A member of the Oregon House of Representatives has introduced a bill that would ban the sale and use of petroleum-based diesel fuel in some counties by 2024 and statewide by 2028. Democrat Karin Power from Milwaukie, Oregon, introduced House Bill 3305 (HB 3305) on Tuesday, which seeks to prohibit the sale and use of the petroleum-based diesel fuel that runs most semi trucks and trains, requiring it to be replaced with biodiesel or a petrodiesel-biodiesel blend of at least 99-percent biodiesel (B99).
Oregon’s House Republicans called the bill “a declaration of war against the working class.”
Under the provisions outlined in the bill, non-retail dealers would have to stop selling petroleum diesel in Clackamas, Washington, and Multnomah Counties (the Portland metropolitan area) by January 1 of 2024, with the ban on retail dealers in those same counties taking effect a year later. Non-retailers in the rest of the state would be required to halt sales by January 1 of 2027, with the complete statewide ban taking effect on January 1, 2028.
“I’m not sure where to begin with this bill,” said Representative Shelly Boshart Davis (R-Albany) in a statement. “Our entire economy depends on the free flow of freight by both truck and rail, nearly all of which is powered by diesel engines. There is simply no commercially available, cost effective alternative to transporting these goods.”

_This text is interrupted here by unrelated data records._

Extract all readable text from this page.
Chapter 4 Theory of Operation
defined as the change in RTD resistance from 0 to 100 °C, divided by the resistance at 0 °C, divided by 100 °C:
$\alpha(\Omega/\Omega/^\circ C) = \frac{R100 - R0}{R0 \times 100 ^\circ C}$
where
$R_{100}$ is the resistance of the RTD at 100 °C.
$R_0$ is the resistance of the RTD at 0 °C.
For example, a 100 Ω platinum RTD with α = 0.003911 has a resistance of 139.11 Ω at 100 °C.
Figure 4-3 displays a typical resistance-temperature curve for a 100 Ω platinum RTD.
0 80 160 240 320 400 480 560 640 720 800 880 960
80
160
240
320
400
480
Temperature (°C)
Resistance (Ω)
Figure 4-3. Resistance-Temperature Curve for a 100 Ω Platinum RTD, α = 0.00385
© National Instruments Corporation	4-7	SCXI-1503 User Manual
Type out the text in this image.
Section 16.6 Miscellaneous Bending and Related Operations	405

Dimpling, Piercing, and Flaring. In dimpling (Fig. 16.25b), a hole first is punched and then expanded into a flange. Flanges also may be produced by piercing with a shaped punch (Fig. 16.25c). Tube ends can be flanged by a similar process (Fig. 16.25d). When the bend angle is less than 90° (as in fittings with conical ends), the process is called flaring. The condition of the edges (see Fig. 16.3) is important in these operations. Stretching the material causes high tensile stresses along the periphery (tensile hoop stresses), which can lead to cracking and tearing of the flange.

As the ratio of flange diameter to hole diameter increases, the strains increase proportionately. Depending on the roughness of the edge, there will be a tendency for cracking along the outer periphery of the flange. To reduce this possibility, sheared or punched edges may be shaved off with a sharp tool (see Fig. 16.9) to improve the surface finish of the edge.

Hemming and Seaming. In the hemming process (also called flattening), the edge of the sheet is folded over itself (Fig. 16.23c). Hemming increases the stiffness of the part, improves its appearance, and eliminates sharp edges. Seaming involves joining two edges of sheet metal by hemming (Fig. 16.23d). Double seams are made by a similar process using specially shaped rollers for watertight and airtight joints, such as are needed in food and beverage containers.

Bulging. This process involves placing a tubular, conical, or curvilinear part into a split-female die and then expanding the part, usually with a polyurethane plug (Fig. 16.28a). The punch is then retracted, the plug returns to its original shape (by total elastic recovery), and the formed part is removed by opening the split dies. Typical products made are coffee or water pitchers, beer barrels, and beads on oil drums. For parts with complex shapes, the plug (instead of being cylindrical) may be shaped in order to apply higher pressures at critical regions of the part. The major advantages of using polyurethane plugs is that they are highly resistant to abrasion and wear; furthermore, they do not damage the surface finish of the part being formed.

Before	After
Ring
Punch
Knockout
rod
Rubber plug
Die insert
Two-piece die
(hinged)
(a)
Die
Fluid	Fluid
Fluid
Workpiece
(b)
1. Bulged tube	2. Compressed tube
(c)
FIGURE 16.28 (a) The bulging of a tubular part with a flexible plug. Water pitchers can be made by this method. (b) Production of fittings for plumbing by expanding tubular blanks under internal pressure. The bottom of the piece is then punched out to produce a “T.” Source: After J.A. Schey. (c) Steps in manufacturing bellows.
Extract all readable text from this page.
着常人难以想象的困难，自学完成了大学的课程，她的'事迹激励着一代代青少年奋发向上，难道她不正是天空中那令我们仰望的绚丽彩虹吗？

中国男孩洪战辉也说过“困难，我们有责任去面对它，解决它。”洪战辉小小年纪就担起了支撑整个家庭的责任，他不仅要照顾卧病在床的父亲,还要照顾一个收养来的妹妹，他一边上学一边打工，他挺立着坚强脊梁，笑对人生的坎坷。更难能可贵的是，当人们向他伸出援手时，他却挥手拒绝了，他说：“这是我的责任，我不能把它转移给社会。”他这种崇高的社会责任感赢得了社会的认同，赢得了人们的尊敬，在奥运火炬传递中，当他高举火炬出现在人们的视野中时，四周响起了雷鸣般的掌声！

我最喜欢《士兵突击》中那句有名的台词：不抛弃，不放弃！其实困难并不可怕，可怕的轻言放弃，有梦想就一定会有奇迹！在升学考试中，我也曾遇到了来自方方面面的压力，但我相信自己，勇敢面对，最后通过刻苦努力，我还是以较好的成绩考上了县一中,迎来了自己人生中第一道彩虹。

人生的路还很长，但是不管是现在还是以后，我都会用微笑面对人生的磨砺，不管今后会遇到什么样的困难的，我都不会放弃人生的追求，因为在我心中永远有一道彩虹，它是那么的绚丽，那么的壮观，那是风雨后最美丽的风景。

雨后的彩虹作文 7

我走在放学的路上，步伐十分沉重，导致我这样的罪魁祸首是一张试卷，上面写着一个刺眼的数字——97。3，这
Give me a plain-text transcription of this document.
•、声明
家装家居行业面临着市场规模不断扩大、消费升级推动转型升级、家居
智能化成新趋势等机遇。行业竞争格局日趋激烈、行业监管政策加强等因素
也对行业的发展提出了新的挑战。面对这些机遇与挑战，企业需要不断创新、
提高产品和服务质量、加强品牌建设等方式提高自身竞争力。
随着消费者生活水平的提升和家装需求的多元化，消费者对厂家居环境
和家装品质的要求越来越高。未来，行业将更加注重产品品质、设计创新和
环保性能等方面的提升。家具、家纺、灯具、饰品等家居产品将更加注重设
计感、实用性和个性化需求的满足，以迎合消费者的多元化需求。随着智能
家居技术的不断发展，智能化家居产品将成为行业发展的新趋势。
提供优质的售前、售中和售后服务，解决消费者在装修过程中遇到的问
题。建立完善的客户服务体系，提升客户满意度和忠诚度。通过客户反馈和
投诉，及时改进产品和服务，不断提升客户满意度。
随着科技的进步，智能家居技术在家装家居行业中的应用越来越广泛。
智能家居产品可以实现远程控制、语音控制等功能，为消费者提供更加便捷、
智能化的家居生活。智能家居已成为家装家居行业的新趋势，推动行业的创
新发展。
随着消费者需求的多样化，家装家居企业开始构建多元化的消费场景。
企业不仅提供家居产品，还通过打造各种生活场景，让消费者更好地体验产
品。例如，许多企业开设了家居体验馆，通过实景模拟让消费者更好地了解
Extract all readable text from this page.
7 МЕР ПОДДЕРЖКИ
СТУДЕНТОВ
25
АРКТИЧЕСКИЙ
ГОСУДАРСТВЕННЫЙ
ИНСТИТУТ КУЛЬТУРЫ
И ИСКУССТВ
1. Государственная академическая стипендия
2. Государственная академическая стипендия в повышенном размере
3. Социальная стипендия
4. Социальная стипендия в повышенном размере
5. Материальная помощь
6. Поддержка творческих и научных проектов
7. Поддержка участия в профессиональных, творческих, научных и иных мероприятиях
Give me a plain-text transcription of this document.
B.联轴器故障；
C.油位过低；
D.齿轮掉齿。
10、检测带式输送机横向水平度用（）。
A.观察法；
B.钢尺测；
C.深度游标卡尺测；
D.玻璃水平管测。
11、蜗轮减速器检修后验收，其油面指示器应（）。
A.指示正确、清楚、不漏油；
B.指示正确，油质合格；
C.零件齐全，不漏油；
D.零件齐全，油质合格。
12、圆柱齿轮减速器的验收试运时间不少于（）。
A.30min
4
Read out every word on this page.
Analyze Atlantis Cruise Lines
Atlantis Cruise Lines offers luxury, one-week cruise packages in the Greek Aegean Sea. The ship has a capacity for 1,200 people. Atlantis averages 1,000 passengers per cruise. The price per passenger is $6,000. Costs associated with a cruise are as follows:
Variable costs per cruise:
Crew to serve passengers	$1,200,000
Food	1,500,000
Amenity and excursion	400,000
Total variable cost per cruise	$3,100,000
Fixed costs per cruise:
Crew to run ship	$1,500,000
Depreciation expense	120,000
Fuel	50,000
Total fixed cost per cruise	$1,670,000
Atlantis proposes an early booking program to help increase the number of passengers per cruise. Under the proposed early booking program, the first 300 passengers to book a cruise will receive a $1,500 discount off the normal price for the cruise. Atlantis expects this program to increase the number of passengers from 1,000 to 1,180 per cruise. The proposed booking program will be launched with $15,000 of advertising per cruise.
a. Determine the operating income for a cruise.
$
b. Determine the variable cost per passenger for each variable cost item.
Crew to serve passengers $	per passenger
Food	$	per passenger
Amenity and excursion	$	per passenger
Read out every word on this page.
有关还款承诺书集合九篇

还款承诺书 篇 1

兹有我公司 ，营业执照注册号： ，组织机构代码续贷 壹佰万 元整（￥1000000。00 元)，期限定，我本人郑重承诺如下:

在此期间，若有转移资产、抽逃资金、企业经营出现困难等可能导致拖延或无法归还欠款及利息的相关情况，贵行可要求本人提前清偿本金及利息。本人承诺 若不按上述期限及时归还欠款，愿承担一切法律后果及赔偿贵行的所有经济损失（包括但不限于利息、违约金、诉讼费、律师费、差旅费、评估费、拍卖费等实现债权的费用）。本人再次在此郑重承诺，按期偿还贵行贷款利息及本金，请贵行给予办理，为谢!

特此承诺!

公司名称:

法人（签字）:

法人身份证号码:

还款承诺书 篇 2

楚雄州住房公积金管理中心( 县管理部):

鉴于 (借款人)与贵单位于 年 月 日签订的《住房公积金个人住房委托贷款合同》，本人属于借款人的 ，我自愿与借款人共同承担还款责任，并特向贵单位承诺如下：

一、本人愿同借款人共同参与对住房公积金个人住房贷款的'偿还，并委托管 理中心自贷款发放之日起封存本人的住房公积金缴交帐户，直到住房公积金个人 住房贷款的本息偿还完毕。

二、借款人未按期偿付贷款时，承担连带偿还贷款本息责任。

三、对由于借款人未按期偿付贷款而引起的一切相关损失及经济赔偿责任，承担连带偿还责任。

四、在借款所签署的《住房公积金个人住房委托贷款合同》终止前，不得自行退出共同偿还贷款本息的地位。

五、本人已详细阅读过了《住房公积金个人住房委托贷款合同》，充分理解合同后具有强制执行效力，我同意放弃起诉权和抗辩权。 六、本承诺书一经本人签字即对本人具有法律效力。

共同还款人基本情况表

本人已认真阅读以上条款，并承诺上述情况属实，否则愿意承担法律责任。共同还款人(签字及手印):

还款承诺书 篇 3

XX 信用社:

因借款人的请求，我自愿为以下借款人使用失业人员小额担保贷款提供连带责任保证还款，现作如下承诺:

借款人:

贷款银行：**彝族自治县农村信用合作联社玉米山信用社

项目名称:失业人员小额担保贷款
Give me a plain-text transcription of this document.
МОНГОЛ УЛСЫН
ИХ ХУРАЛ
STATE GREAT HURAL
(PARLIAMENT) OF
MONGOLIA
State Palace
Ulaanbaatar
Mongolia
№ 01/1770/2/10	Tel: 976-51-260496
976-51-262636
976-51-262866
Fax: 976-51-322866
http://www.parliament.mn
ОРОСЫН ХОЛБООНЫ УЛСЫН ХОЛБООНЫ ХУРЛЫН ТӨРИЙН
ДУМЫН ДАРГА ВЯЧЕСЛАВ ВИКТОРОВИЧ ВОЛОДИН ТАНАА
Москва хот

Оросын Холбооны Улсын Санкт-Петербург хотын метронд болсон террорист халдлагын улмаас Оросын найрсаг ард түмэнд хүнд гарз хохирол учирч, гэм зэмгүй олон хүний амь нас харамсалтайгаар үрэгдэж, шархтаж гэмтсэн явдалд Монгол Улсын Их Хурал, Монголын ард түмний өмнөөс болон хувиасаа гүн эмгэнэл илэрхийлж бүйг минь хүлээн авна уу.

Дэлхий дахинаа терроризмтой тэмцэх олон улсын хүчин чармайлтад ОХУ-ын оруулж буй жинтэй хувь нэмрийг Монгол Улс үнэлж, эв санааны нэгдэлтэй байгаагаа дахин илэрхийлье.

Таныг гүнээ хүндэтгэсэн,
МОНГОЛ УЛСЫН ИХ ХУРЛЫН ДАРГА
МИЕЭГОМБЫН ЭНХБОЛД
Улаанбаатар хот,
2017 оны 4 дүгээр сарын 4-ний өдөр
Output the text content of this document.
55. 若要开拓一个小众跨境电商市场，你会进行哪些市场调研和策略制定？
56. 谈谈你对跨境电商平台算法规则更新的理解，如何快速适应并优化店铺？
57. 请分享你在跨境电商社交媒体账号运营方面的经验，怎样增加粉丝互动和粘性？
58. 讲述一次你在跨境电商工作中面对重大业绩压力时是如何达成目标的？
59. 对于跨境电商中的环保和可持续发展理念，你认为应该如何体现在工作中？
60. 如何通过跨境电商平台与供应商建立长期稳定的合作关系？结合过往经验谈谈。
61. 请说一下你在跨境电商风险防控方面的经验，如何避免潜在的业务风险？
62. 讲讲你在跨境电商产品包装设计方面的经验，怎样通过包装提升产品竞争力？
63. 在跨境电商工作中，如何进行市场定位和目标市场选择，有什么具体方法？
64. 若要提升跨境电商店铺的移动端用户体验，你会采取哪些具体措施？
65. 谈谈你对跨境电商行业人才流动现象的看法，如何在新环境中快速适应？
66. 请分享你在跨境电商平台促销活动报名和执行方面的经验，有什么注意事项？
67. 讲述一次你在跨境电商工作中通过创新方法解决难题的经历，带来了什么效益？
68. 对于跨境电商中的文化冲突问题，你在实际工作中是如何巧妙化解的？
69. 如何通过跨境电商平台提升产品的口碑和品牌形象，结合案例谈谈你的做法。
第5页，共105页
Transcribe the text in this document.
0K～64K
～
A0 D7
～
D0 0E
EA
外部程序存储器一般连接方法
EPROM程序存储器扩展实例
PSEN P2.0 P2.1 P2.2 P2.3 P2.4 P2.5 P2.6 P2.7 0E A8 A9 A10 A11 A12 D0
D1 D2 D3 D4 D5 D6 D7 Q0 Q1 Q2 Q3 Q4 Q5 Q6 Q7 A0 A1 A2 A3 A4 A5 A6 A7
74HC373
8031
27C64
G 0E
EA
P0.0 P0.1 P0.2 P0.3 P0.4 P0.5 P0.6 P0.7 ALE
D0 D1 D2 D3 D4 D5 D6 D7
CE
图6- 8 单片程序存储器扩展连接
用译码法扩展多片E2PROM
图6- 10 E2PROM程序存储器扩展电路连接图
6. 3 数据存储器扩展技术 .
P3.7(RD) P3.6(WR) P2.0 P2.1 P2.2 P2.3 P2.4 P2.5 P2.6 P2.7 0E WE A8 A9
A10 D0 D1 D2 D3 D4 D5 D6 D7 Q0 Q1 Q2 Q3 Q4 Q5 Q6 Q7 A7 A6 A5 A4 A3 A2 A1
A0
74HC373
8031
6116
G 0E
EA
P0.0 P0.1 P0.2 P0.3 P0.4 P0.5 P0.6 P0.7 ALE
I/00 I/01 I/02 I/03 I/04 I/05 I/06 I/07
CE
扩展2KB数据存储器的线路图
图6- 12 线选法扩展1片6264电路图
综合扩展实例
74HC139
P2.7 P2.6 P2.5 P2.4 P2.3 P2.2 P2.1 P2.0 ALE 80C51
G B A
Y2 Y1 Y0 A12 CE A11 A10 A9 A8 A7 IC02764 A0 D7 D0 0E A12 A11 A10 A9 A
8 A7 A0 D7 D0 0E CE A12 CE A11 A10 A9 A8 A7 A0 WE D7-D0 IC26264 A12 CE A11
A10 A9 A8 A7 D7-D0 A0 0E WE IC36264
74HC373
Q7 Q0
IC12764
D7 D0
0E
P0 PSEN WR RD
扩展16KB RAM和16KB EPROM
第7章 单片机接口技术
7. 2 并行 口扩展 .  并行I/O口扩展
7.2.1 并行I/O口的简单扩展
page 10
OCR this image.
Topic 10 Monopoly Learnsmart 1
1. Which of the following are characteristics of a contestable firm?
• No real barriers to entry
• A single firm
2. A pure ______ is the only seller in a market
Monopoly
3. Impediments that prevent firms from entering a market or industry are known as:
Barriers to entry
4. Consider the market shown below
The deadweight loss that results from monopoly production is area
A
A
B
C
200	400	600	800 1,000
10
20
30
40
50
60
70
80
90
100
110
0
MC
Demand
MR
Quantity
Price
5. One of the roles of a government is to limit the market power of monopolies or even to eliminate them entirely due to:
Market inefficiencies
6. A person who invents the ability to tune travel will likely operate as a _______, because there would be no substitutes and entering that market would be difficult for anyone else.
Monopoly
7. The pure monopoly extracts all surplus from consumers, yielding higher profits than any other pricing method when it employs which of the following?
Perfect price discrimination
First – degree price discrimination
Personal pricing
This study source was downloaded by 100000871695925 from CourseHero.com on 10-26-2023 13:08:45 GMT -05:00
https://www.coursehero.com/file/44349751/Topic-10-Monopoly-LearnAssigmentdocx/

But it’s not just trains and 18-wheelers that would be affected by a ban on petroleum diesel fuel. Petrodiesel is used in a wide array of equipment including boats, barges, buses, earth movers, and other heavy equipment related to the construction industry.
Banning the sale and use of petrodiesel would have huge economic impacts. For instance, many diesel vehicles are not equipped to run B99 biodiesel (most can only run lower blends, such as B20 or B40), so they would have to be refitted with newer engines. B99 and B100 biodiesels are also more expensive than petrodiesel, and tend to gel at temperatures below 60° F, depending on the biofuel source.
“Of course, the impacts of this bill go well beyond just trucking and freight and would destroy any and every industry that relies on heavy equipment, render tens of thousands of personal vehicles inoperable and put countless Oregonians out of work,” Boshart Davis said.
“Not only was this bill blindsiding, I am also disturbed to see such a blatant attack on working Oregonians,” Boshart Davis concluded.
Other legislators were worried about the unrealistic timelines involved in such a huge transition away from the reliable, readily available fuel.
“There is absolutely no way we can implement this legislation in accordance to these timelines without extreme disruption to Oregonians’ daily lives and the obliteration of our economy as we know it,” said Representative Vickie Breese-Iverson (R-Prineville). “The super majority has put agenda over people and our economy.”
Oregon’s legislature skews heavily Democrat. The state’s governor, Kate Brown, is a far-left Democrat who famously traded barbs with former president Donald Trump over Trump’s offer to send in federal aid during the ongoing unrest in Portland in 2020. Of 30 seats in the State Senate, Democrats control 18. In the House, Democrats control 37 of 60 seats.
Power, an environmental extremist, didn’t see a problem with the bill, tweeting, in response to the House GOP’s statement, “I don’t understand this press release; we sent the language to folks in advance and asked for collaboration and feedback. This policy replaces one type of diesel fuel with other types. It’s spearheaded by a major trucking company that has found significant cost savings.” She’s technically right in that it doesn’t completely ban diesel fuel, but it would not be easy or cost-effective for many operators of diesel vehicles to switch to such concentrated biodiesel blends as required by the bill.
Boshart Davis answered that the language wasn’t sent all that much “in advance” as Power claims. “I don’t understand someone [who] thinks seeing the language at 4:40pm on a Friday constitutes any advance. I/others saw the language the week before it dropped, two months into what can only be classified as an unprecedented session. Blindsided by the bill is accurate.”
Power has been at war with petrodiesel since at least 2019, when she led the fight to phase out old diesel truck engines in the Portland area. As a result of her efforts, any diesel truck engine in use in the Portland Metro area will have to be from 1997 or newer. The bill gradually gets rid of older engines until 2029, when all engines must be 2010 models or newer. To those not familiar with diesel engines, this might sound fine. But considering the fact that diesel engines are designed to last much longer than gasoline engines, and that many diesel vehicles have over a million (sometimes several million) miles on them before being retired, replacing perfectly good diesel engines with newer ones compatible with biodiesel would be costly for many smaller operators.
Currently, HB 3305 is waiting for committee assignment. With Democrats completely in charge of Oregon’s legislature and a far-left governor waiting eagerly to sign such a bill, this ban of petrodiesel is a real possibility in Oregon.